Marino: The main thing beyond supportive care is knowing that this is something that can progress rapidly. It's something that is very rapidly and readily absorbed. A child who is well-appearing, appears very stimulated, or has hyperadrenergic vital signs early on can progress to the opposite with coma, shock, and more concerning features. It is acting on your acetylcholine receptors. Just remember that cholinergic toxicity is something that we worry about often.

We don't see organophosphate poisoning in the United States anymore, but everyone remembers, from the killer bees incident, this is a poisoning that is a big problem. Nicotine can progress to very much the same kind of features, so just remember that it's nothing to sneeze at.

Glatter: Is there any role for atropine or even pralidoxime in terms of management of the critically ill child that's poisoned?

Marino: Certainly, in terms of treatment of bradycardia and hypotension, reaching for atropine is reasonable, and also if you have any concern about secretions, although you wouldn't necessarily see the same kind of bronchorrhea from nicotine poisoning as you would expect from organophosphates. Atropine, in terms of hemodynamic support, is a reasonable choice.

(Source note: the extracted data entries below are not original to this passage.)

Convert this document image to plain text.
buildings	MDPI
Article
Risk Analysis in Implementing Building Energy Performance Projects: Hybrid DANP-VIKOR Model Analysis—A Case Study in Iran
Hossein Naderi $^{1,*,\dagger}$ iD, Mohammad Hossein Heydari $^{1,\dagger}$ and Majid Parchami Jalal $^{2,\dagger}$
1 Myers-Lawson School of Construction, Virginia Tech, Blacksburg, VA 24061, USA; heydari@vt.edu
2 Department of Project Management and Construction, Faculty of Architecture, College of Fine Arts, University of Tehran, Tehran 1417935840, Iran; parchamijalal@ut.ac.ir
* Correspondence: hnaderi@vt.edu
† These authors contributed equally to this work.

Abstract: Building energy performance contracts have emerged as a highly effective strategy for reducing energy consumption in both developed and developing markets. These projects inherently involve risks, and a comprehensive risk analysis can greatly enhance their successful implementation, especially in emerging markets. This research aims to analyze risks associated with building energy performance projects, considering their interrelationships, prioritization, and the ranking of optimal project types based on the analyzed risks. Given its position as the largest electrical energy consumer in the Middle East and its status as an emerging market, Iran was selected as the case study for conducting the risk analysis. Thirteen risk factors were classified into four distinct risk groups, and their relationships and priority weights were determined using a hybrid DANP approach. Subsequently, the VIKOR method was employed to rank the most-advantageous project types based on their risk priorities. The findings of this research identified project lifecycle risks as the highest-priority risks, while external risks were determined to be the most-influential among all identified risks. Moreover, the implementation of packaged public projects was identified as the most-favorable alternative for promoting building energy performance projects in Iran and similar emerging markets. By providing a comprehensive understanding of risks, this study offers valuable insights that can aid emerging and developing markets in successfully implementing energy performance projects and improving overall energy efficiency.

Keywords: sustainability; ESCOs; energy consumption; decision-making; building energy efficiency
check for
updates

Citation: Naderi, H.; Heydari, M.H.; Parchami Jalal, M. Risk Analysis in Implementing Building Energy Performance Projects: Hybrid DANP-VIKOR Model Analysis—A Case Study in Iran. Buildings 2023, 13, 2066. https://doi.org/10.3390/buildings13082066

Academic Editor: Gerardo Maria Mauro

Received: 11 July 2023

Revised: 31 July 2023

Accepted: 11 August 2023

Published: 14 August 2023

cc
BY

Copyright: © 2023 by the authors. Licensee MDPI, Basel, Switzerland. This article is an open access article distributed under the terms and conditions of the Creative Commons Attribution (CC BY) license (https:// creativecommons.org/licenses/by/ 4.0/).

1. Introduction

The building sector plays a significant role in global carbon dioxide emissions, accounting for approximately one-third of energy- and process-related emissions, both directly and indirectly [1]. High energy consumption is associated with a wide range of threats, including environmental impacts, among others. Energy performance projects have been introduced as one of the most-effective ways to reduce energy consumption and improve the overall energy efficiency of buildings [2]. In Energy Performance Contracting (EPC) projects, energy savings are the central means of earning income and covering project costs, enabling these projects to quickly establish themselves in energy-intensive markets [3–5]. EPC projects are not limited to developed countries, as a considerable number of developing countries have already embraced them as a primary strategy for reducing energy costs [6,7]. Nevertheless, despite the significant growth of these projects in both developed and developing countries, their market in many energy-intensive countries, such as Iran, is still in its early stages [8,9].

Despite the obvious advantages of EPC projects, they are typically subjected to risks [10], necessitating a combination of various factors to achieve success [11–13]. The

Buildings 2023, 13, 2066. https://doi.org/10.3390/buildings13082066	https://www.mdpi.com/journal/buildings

Glatter: Do you feel that that other organizations, especially emergency medicine organizations, need to pick up the ball and shout louder about this public health danger?

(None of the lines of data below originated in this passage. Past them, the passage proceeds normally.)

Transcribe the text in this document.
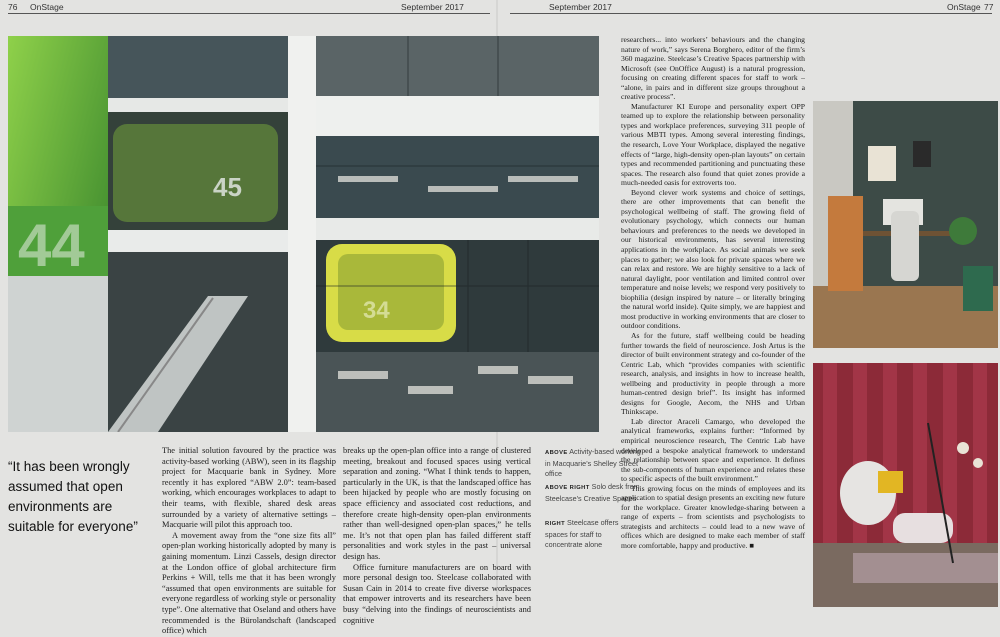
76 OnStage	September 2017	September 2017	OnStage 77
45
34
44
“It has been wrongly assumed that open environments are suitable for everyone”

The initial solution favoured by the practice was activity-based working (ABW), seen in its flagship project for Macquarie bank in Sydney. More recently it has explored “ABW 2.0”: team-based working, which encourages workplaces to adapt to their teams, with flexible, shared desk areas surrounded by a variety of alternative settings – Macquarie will pilot this approach too.

A movement away from the “one size fits all” open-plan working historically adopted by many is gaining momentum. Linzi Cassels, design director at the London office of global architecture firm Perkins + Will, tells me that it has been wrongly “assumed that open environments are suitable for everyone regardless of working style or personality type”. One alternative that Oseland and others have recommended is the Bürolandschaft (landscaped office) which

breaks up the open-plan office into a range of clustered meeting, breakout and focused spaces using vertical separation and zoning. “What I think tends to happen, particularly in the UK, is that the landscaped office has been hijacked by people who are mostly focusing on space efficiency and associated cost reductions, and therefore create high-density open-plan environments rather than well-designed open-plan spaces,” he tells me. It’s not that open plan has failed different staff personalities and work styles in the past – universal design has.

Office furniture manufacturers are on board with more personal design too. Steelcase collaborated with Susan Cain in 2014 to create five diverse workspaces that empower introverts and its researchers have been busy “delving into the findings of neuroscientists and cognitive

ABOVE Activity-based working in Macquarie’s Shelley Street office
ABOVE RIGHT Solo desk from Steelcase’s Creative Spaces
RIGHT Steelcase offers spaces for staff to concentrate alone

researchers... into workers’ behaviours and the changing nature of work,” says Serena Borghero, editor of the firm’s 360 magazine. Steelcase’s Creative Spaces partnership with Microsoft (see OnOffice August) is a natural progression, focusing on creating different spaces for staff to work – “alone, in pairs and in different size groups throughout a creative process”.

Manufacturer KI Europe and personality expert OPP teamed up to explore the relationship between personality types and workplace preferences, surveying 311 people of various MBTI types. Among several interesting findings, the research, Love Your Workplace, displayed the negative effects of “large, high-density open-plan layouts” on certain types and recommended partitioning and punctuating these spaces. The research also found that quiet zones provide a much-needed oasis for extroverts too.

Beyond clever work systems and choice of settings, there are other improvements that can benefit the psychological wellbeing of staff. The growing field of evolutionary psychology, which connects our human behaviours and preferences to the needs we developed in our historical environments, has several interesting applications in the workplace. As social animals we seek places to gather; we also look for private spaces where we can relax and restore. We are highly sensitive to a lack of natural daylight, poor ventilation and limited control over temperature and noise levels; we respond very positively to biophilia (design inspired by nature – or literally bringing the natural world inside). Quite simply, we are happiest and most productive in working environments that are closer to outdoor conditions.

As for the future, staff wellbeing could be heading further towards the field of neuroscience. Josh Artus is the director of built environment strategy and co-founder of the Centric Lab, which “provides companies with scientific research, analysis, and insights in how to increase health, wellbeing and productivity in people through a more human-centred design brief”. Its insight has informed designs for Google, Aecom, the NHS and Urban Thinkscape.

Lab director Araceli Camargo, who developed the analytical frameworks, explains further: “Informed by empirical neuroscience research, The Centric Lab have developed a bespoke analytical framework to understand the relationship between space and experience. It defines the sub-components of human experience and relates these to specific aspects of the built environment.”

This growing focus on the minds of employees and its application to spatial design presents an exciting new future for the workplace. Greater knowledge-sharing between a range of experts – from scientists and psychologists to strategists and architects – could lead to a new wave of offices which are designed to make each member of staff more comfortable, happy and productive. ■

Marino: I definitely agree with that. This is something that most people are not aware of. Even with the popularity of vapes and the prevalence of nicotine products, which seems to be increasing, as well as the dramatic increase in exposures, for the most part, I think people who use these products and people who have small children are unaware that this is a significant risk and how risky those concentrated nicotine fluids can be.

Metal Exposure from Vapes

Glatter: There has been some concern about the metals, especially in first-generation vapes, in terms of the metal coil having some leaching of chemicals, including nickel, cadmium, zinc, manganese, and chromium — really dangerous, potentially carcinogenic chemicals other than, say, acetaldehyde, formaldehyde, and so forth.

How much of a concern should parents have on inhalational exposure or even a liquid nicotine exposure in a vape pen?

Marino: The metal concern is significant. This is probably going to be a bigger issue for people who are using these chronically. The inhalational exposure is the most concerning route of exposure for most of those substances that you listed, and certainly, things like manganese and cadmium cause pretty profound and very difficult-to-treat forms of toxicity.

Anyone who's using any of these older products or unregulated vapes from international markets should be aware of that. It's probably less of a risk than the nicotine to children who get a couple of puffs by accident, but it's definitely also something to keep in mind because it is a concern and we want to minimize that. There's no "safe" amount of those toxic metals that I would want anyone exposed to.

Glatter: Do you feel that convection-based vaping devices, as opposed to conduction-based, might have a role in mitigating some of the dangers in this regard?

Marino: Yes. That is something the market has been trying to regulate and improve on. Again, the fact that older and different products are still out there, and can be obtained from other places as well, is something that is concerning.

Glatter: This has been great information. I appreciate you sharing this with our audience. Thank you for your time and your expertise. It's quite an honor to have you join us. Thank you again, Dr Marino.

Marino: Thanks for having me.

Robert D. Glatter, MD, is an assistant professor of emergency medicine at Zucker School of Medicine at Hofstra/Northwell in Hempstead, New York. He is a medical advisor for Medscape and hosts the Hot Topics in EM series.

Ryan Marino, MD, is a medical toxicologist, emergency physician, and addiction medicine specialist at University Hospitals Cleveland Medical Center and an assistant professor in the departments of emergency medicine and psychiatry at Case Western Reserve University School of Medicine. He recently started University Hospital's medical toxicology division as well as its emergency department addiction services and emergency addiction bridge clinic at Cleveland Medical Center.